Choreograf Johann Kresnik wird 75
Österreicher inszeniert politisches Tanztheater

Sein 1968 aufgeführtes Tanzstück "Paradies?" über das Attentat auf Rudi Dutschke gilt als erstes politisches Ballett im Nachkriegsdeutschland. Auch Biografien berühmter Personen wie Rosa Luxemburg oder Frida Kahlo waren häufig Grundlage seiner Choreografien. Kresnik war lange in Bremen und an der Berliner Volksbühne tätig. Während seiner Zeit am Bonner Theater schuf er unter anderem eine Tanzversion des Romans "Hundert Jahre Einsamkeit" und ein Stück über Hannelore Kohl. Seit seinem Abschied aus Bonn 2008 ist Johann Kresnik als freiberuflicher Choreograf tätig.

Am 9. April 2008 hatte Frank Meyer ein Interview mit ihm geführt, das auch heute noch unter dem Link zu dem Titel: Johann Kresnik: Theater der 68-er hat viel bewirkt nachgelesen werden kann.

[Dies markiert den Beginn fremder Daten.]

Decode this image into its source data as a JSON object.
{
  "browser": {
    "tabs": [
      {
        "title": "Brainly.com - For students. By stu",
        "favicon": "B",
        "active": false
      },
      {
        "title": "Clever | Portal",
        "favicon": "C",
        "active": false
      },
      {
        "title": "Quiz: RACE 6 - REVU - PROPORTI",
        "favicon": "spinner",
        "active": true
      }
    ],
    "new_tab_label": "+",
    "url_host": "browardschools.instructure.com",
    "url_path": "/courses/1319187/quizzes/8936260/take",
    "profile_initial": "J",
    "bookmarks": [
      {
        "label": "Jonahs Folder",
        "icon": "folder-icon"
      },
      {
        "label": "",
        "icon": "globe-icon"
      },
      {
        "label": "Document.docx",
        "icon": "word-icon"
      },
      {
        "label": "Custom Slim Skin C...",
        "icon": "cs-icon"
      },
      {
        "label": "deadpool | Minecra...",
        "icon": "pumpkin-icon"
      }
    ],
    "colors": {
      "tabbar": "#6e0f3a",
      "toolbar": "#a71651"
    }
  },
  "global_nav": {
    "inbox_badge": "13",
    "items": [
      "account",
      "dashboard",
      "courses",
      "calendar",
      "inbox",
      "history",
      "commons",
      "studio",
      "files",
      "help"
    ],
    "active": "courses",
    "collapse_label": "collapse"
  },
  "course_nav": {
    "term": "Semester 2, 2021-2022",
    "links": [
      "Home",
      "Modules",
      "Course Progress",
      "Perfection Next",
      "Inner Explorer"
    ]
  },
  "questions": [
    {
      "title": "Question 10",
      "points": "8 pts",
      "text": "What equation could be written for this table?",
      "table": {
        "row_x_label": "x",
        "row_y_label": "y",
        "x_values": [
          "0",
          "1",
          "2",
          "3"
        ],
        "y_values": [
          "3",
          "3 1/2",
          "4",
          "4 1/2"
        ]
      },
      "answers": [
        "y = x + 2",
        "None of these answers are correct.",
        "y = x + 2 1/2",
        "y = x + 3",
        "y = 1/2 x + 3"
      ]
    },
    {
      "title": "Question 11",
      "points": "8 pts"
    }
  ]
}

PS. Am Folgetag ist auf den gleichen Wellen / IP-Kanälen des Senders im Rahmen des Formats "Rang 1" Johann mit dem folgenden Zitat zu hören:

all rights reserved
Herunterladen (1.1 MB)

Ein Zitat, das der Autor voll für sich übernehmen und sich darüber hinaus glücklich schätzen kann, mit Hans an mehreren Aufführungen am Theater der Freien und Hansestadt Bremen zusammengearbeitet zu haben: Als sein Assistent, künstlerischer Mitarbeiter - und auch auf dem Parkett. [1]

[1Hier im Hintergrund zu sehen - eher zu erahnen - auf einem Probenfoto zur Aufführung der "Kriegsanleitung":

Auszug aus: DER SPIEGEL, Nr. 6/1970 S. 145
all rights reserved
Herunterladen (154.3 kB)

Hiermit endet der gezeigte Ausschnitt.